Somehow Roscoe avoids losing his temper. Instead—very calmly, according to his reckoning—he d
ecides to quit golf forever. This is not a rash decision. He simply knows it’s over. Taking all the balls from his bag, he tosses them down and hits them one at a time into the lake, his only aim a tiny island of pampas grass. His target might as well have been Mars, because each shot is worse than the last: a slice, a duck hook, fat, topped, a shank. Each shot fills him with joy because he’s one ball closer to the last damn shot he’ll ever have to hit.
“The last ball! Hallelujah, just one more crummy shot,” Roscoe told me. “So I take a half-assed swing at the ball … and it cuts through the air like a bullet, lands dead in the center of the pampas grass—a virtual hole-in-one! Holy moly! I was stunned. It looked just like the pros! Trying to remember exactly how I did it, I start searching like a madman for a ball, any ball—in the thick grass, in the rough, in the bushes—nothing! Finally, I remember where there’s plenty of them balls. So I wade into the pond—damn near drown when my boots fill up with water—and find me a couple of golf balls so I can keep playing.
“You can’t quit this game, son!” Roscoe concluded. “It’s the game that gets to quit you!”

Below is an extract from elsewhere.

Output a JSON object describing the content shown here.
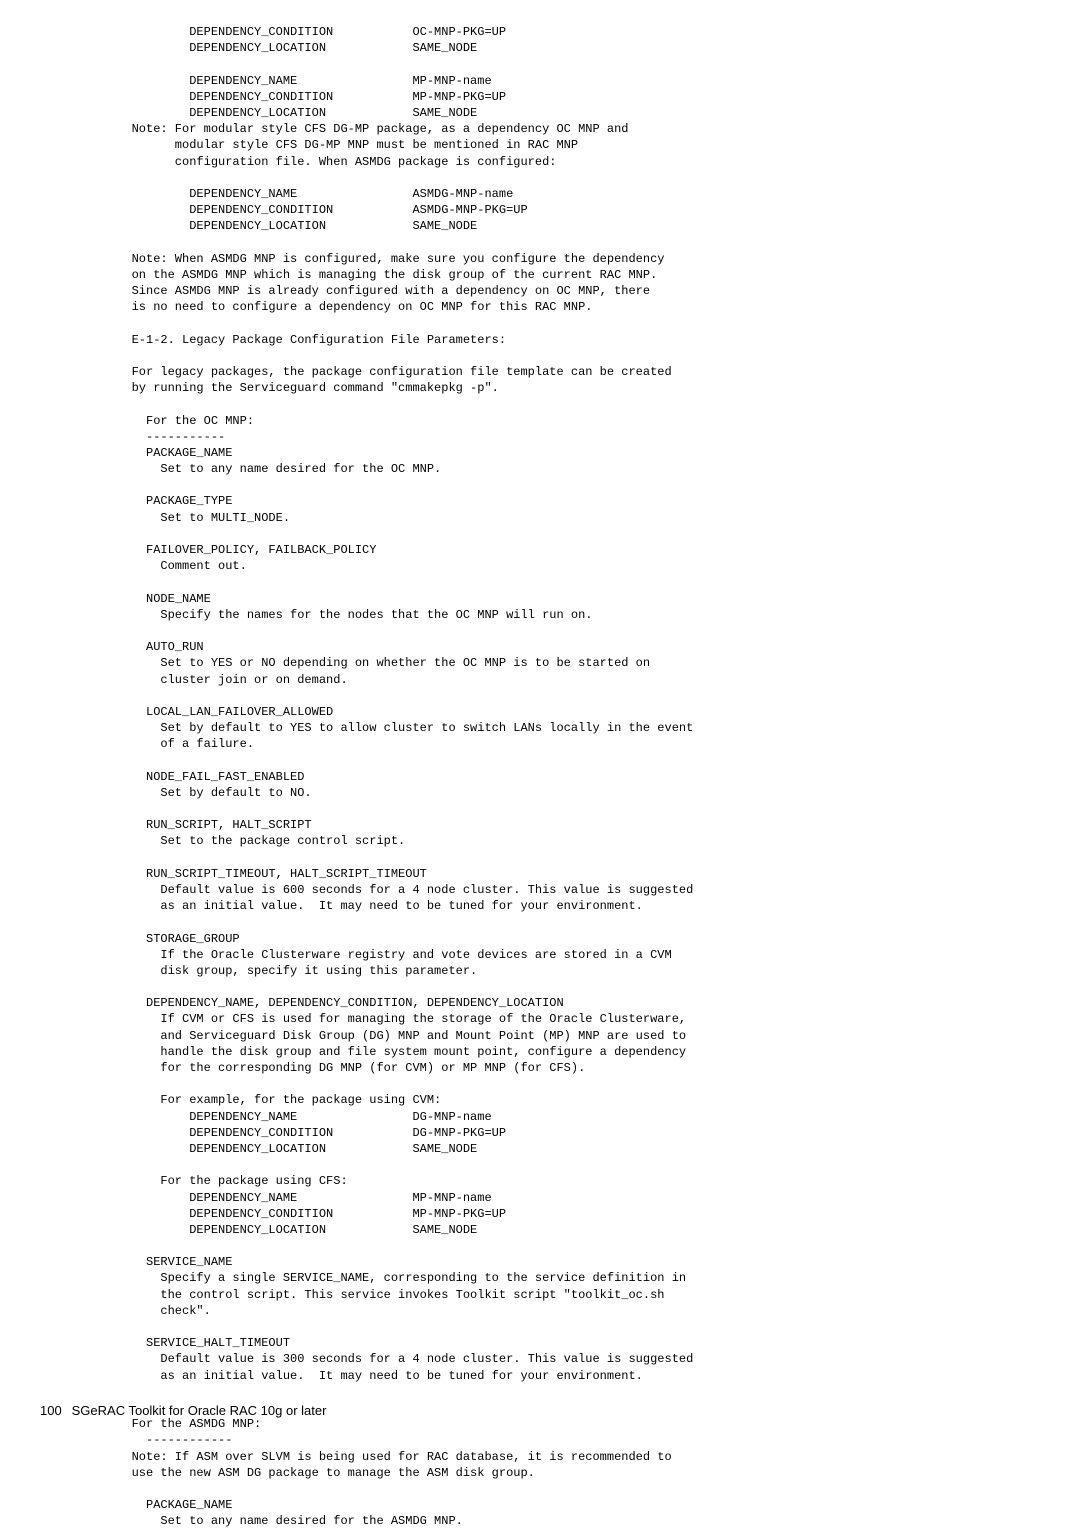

Either the story or the chew was very moving, for at that moment I hopped out of the cart and upchucked in the flowers by the green.
17
These guys really had it in for the youth of America. First March offers me a glass of Scotch and a golden opportunity to corrupt my morals, then Roscoe makes a play for my grandmother and forces a wad of tobacco down my throat. Did they want my help, my affection, or my soul? Whatever it was, they sure had a funny way of going about it.
For all I knew, Roscoe’s leg could have been the result of childhood polio; I’d seen kids just a few years older than me who had that same kind of limp. Maybe Roscoe was conning me by blaming March. Roscoe had a history of that sort of thing, or so March said. Who was I to believe? Had March entered into a partnership with all of a valuable ranch and left it with half a worthless one? Or had Roscoe come into the deal with two good legs and gone out a cripple? The only answer was that neither was to be trusted: they were both a couple of hustlers.